Autrefois, le photographe était le seul qui immortalisait nos souvenirs et celui que l'on avait plaisir à engager lors des événements heureux qui rhytmaient nos vies. Heureusement, c'est encore le cas aujourd'hui, bien que dans une moindre mesure. Les smartphones qui aujourd'hui servent à 90% d'appareil photo et à moins de 5% de "téléphone" fournissent un ersatz de photo que le marketing nous fait prendre pour une évolution. A quoi bon engager un photographe professionnel local si l'on peut investir dans un concentré d'électronique réalisé à l'autre bout du monde, qui nous donnera l'illusion de pouvoir remplacer ce photographe ? J'exagère bien sûr, mais cette réflexion existe déjà et les difficultés actuelles dues au covid-19 (et à certains professionnels oisifs qui préfèrent se tirer dans les pattes plutôt que de chercher des alternatives à leur méthode de fonctionnement) ne feront qu'exacerber ce péril.
Dans le cadre privé ou professionnel, tout le monde sera enclin à se faire autodidacte.
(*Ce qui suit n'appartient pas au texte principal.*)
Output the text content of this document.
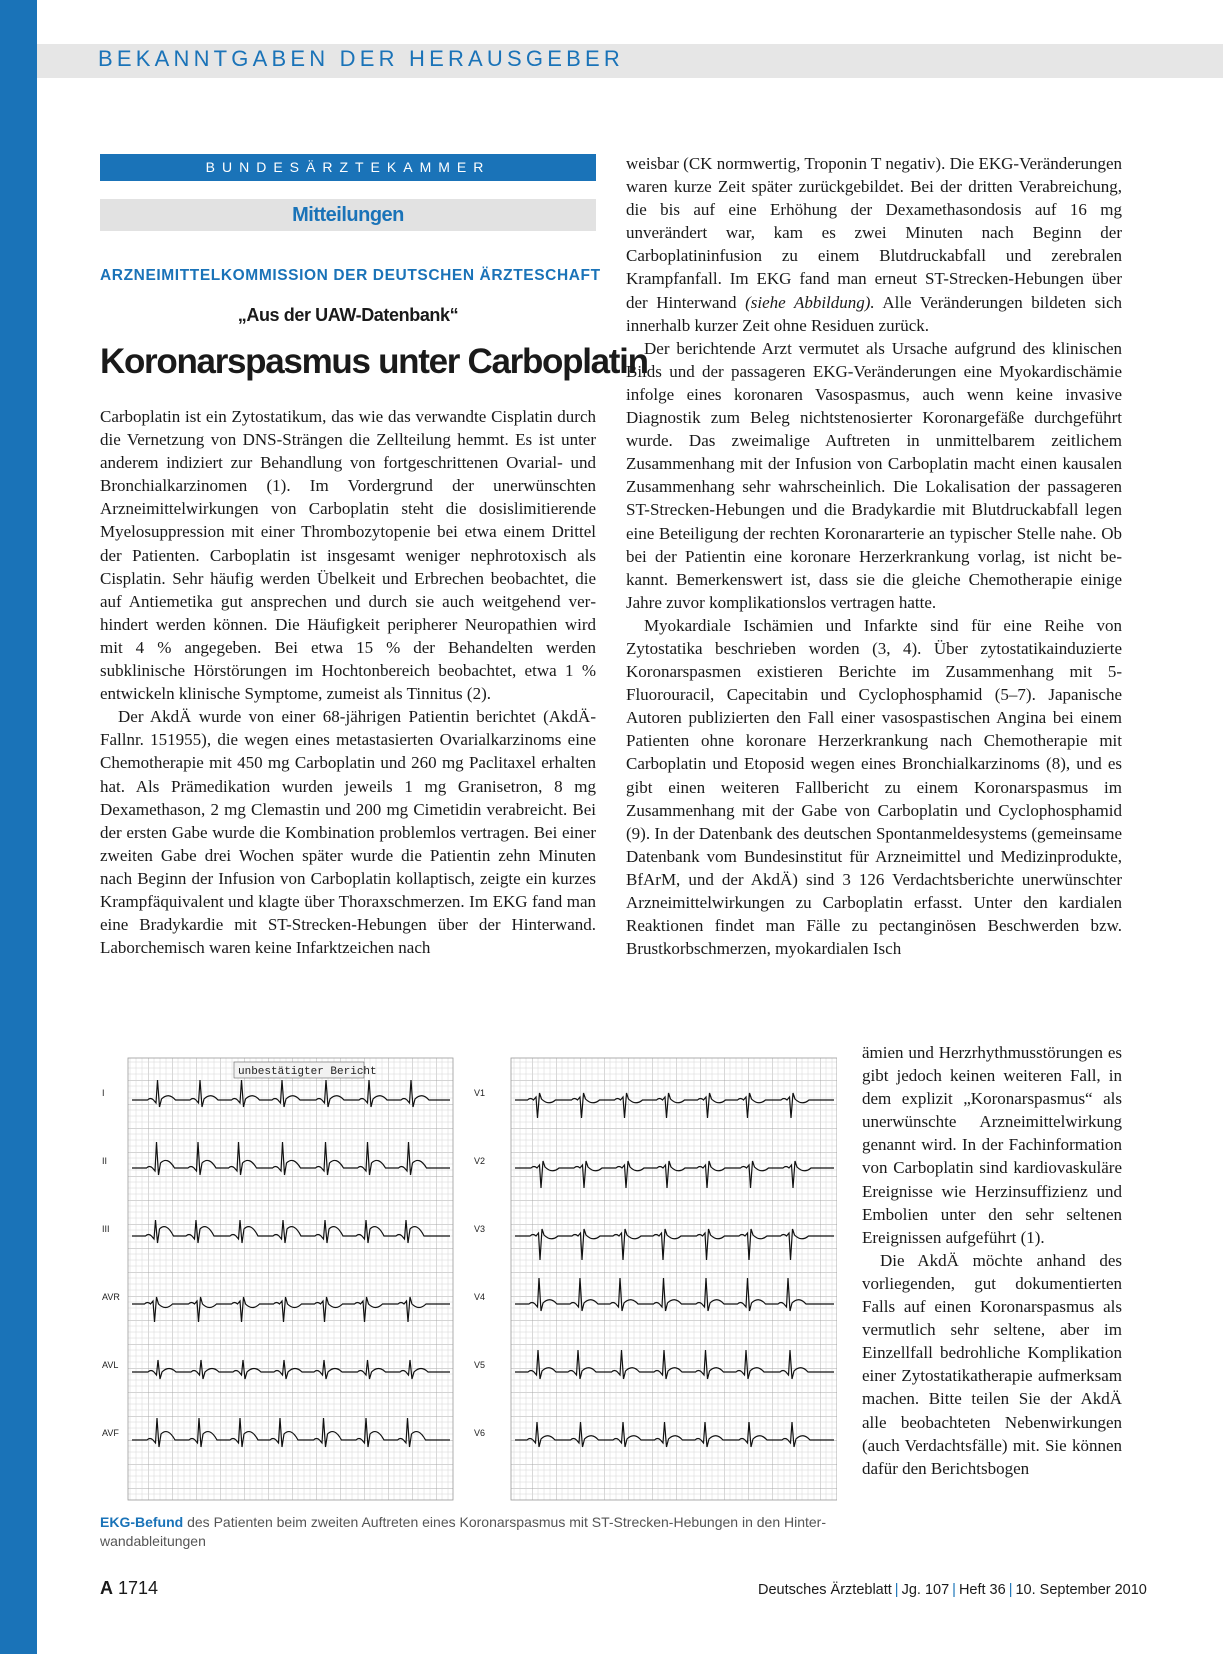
BEKANNTGABEN DER HERAUSGEBER
BUNDESÄRZTEKAMMER
Mitteilungen
ARZNEIMITTELKOMMISSION DER DEUTSCHEN ÄRZTESCHAFT
„Aus der UAW-Datenbank“
Koronarspasmus unter Carboplatin

Carboplatin ist ein Zytostatikum, das wie das verwandte Cisplatin durch die Vernetzung von DNS-Strängen die Zellteilung hemmt. Es ist unter anderem indiziert zur Behandlung von fortgeschrittenen Ovarial- und Bronchialkarzinomen (1). Im Vordergrund der unerwünschten Arzneimittelwirkungen von Carboplatin steht die dosislimitierende Myelosuppression mit einer Thrombozytopenie bei etwa einem Drittel der Patienten. Carboplatin ist insgesamt weniger nephrotoxisch als Cisplatin. Sehr häufig werden Übelkeit und Erbrechen beobachtet, die auf Antiemetika gut ansprechen und durch sie auch weitgehend verhindert werden können. Die Häufigkeit peripherer Neuropathien wird mit 4 % angegeben. Bei etwa 15 % der Behandelten werden subklinische Hörstörungen im Hochtonbereich beobachtet, etwa 1 % entwickeln klinische Symptome, zumeist als Tinnitus (2).

Der AkdÄ wurde von einer 68-jährigen Patientin berichtet (AkdÄ-Fallnr. 151955), die wegen eines metastasierten Ovarialkarzinoms eine Chemotherapie mit 450 mg Carboplatin und 260 mg Paclitaxel erhalten hat. Als Prämedikation wurden jeweils 1 mg Granisetron, 8 mg Dexamethason, 2 mg Clemastin und 200 mg Cimetidin verabreicht. Bei der ersten Gabe wurde die Kombination problemlos vertragen. Bei einer zweiten Gabe drei Wochen später wurde die Patientin zehn Minuten nach Beginn der Infusion von Carboplatin kollaptisch, zeigte ein kurzes Krampfäquivalent und klagte über Thoraxschmerzen. Im EKG fand man eine Bradykardie mit ST-Strecken-Hebungen über der Hinterwand. Laborchemisch waren keine Infarktzeichen nach

weisbar (CK normwertig, Troponin T negativ). Die EKG-Veränderungen waren kurze Zeit später zurückgebildet. Bei der dritten Verabreichung, die bis auf eine Erhöhung der Dexamethasondosis auf 16 mg unverändert war, kam es zwei Minuten nach Beginn der Carboplatininfusion zu einem Blutdruckabfall und zerebralen Krampfanfall. Im EKG fand man erneut ST-Strecken-Hebungen über der Hinterwand (siehe Abbildung). Alle Veränderungen bildeten sich innerhalb kurzer Zeit ohne Residuen zurück.

Der berichtende Arzt vermutet als Ursache aufgrund des klinischen Bilds und der passageren EKG-Veränderungen eine Myokardischämie infolge eines koronaren Vasospasmus, auch wenn keine invasive Diagnostik zum Beleg nichtstenosierter Koronargefäße durchgeführt wurde. Das zweimalige Auftreten in unmittelbarem zeitlichem Zusammenhang mit der Infusion von Carboplatin macht einen kausalen Zusammenhang sehr wahrscheinlich. Die Lokalisation der passageren ST-Strecken-Hebungen und die Bradykardie mit Blutdruckabfall legen eine Beteiligung der rechten Koronararterie an typischer Stelle nahe. Ob bei der Patientin eine koronare Herzerkrankung vorlag, ist nicht bekannt. Bemerkenswert ist, dass sie die gleiche Chemotherapie einige Jahre zuvor komplikationslos vertragen hatte.

Myokardiale Ischämien und Infarkte sind für eine Reihe von Zytostatika beschrieben worden (3, 4). Über zytostatikainduzierte Koronarspasmen existieren Berichte im Zusammenhang mit 5-Fluorouracil, Capecitabin und Cyclophosphamid (5–7). Japanische Autoren publizierten den Fall einer vasospastischen Angina bei einem Patienten ohne koronare Herzerkrankung nach Chemotherapie mit Carboplatin und Etoposid wegen eines Bronchialkarzinoms (8), und es gibt einen weiteren Fallbericht zu einem Koronarspasmus im Zusammenhang mit der Gabe von Carboplatin und Cyclophosphamid (9). In der Datenbank des deutschen Spontanmeldesystems (gemeinsame Datenbank vom Bundesinstitut für Arzneimittel und Medizinprodukte, BfArM, und der AkdÄ) sind 3 126 Verdachtsberichte unerwünschter Arzneimittelwirkungen zu Carboplatin erfasst. Unter den kardialen Reaktionen findet man Fälle zu pectanginösen Beschwerden bzw. Brustkorbschmerzen, myokardialen Isch

ämien und Herzrhythmusstörungen es gibt jedoch keinen weiteren Fall, in dem explizit „Koronarspasmus“ als unerwünschte Arzneimittelwirkung genannt wird. In der Fachinformation von Carboplatin sind kardiovaskuläre Ereignisse wie Herzinsuffizienz und Embolien unter den sehr seltenen Ereignissen aufgeführt (1).

Die AkdÄ möchte anhand des vorliegenden, gut dokumentierten Falls auf einen Koronarspasmus als vermutlich sehr seltene, aber im Einzellfall bedrohliche Komplikation einer Zytostatikatherapie aufmerksam machen. Bitte teilen Sie der AkdÄ alle beobachteten Nebenwirkungen (auch Verdachtsfälle) mit. Sie können dafür den Berichtsbogen

unbestätigter Bericht
I	V1
II	V2
III	V3
AVR	V4
AVL	V5
AVF	V6
EKG-Befund des Patienten beim zweiten Auftreten eines Koronarspasmus mit ST-Strecken-Hebungen in den Hinterwandableitungen
A 1714	Deutsches Ärzteblatt | Jg. 107 | Heft 36 | 10. September 2010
Qu'il s'agisse de photo, de décoration, d'animation, les restrictions empêchent les professionnels de travailler, mais n'empêchent pas nécessairement les personnes de se retrouver ni les travailleurs au noir de braver un autre interdit. Il est bien sûr nécessaire de s'adapter, mais certaines adaptations deviendront permanentes et saperont les contrats de beaucoup de professionnels. Une association fera elle-même les maquillages et animations de ses événements plutôt que d'engager un animateur ; pareil pour tonton Jean-Claude qui aroberera fièrement son gilet de photographe à 8 poches imprégné de naphtaline pour devenir le temps d'une journée photographe de mariage.
Ces comportements menaçants pour les artisans locaux mais qui encouragent encore plus les ventes des multinationales sont déjà présents, et ne feront que croître suite à la situation sanitaire due au covid-19.
Je ne vais pas sortir dans la rue et manifester contre les mesures de restrictions parfois nécessaires à endiguer la pandémie. Elles ne sont pas la cause directe du péril dont je parle dans cet article. Il faut chercher ses racines dans le fond même de notre société. Pourquoi ces mesures ont-elle été nécessaires ? Qu'est-ce qui tend à exacerber les comportements qui nuisent à nos métiers et notre bien-être, et qui ces comportements touchent-ils le plus ? Quels métiers et objets, sortis de la sphère de la société et de la morale de notre entourage, sont-ils vraiment nécessaires ?
Mais ici c'est un blog photo, pas un blog philo, je n'élaborerai pas davantage sur ces questions :) Je souhaite juste que chacun ai du grain à moudre pour aller au-delà des conclusions triviales et rapides que l'on sème comme une traînée de poudre. Ce qui nous touche aujourd'hui n'est pas dangereux que pour la photo, et me pousse personnellement à des réflexions qui vont au-delà ma "vie immédiate" pour citer Paul Eluard. Peut-être notre art et notre condition sortiront-ils grandis de cette épreuve - pourvu que l'on sache s'adapter pour la dépasser.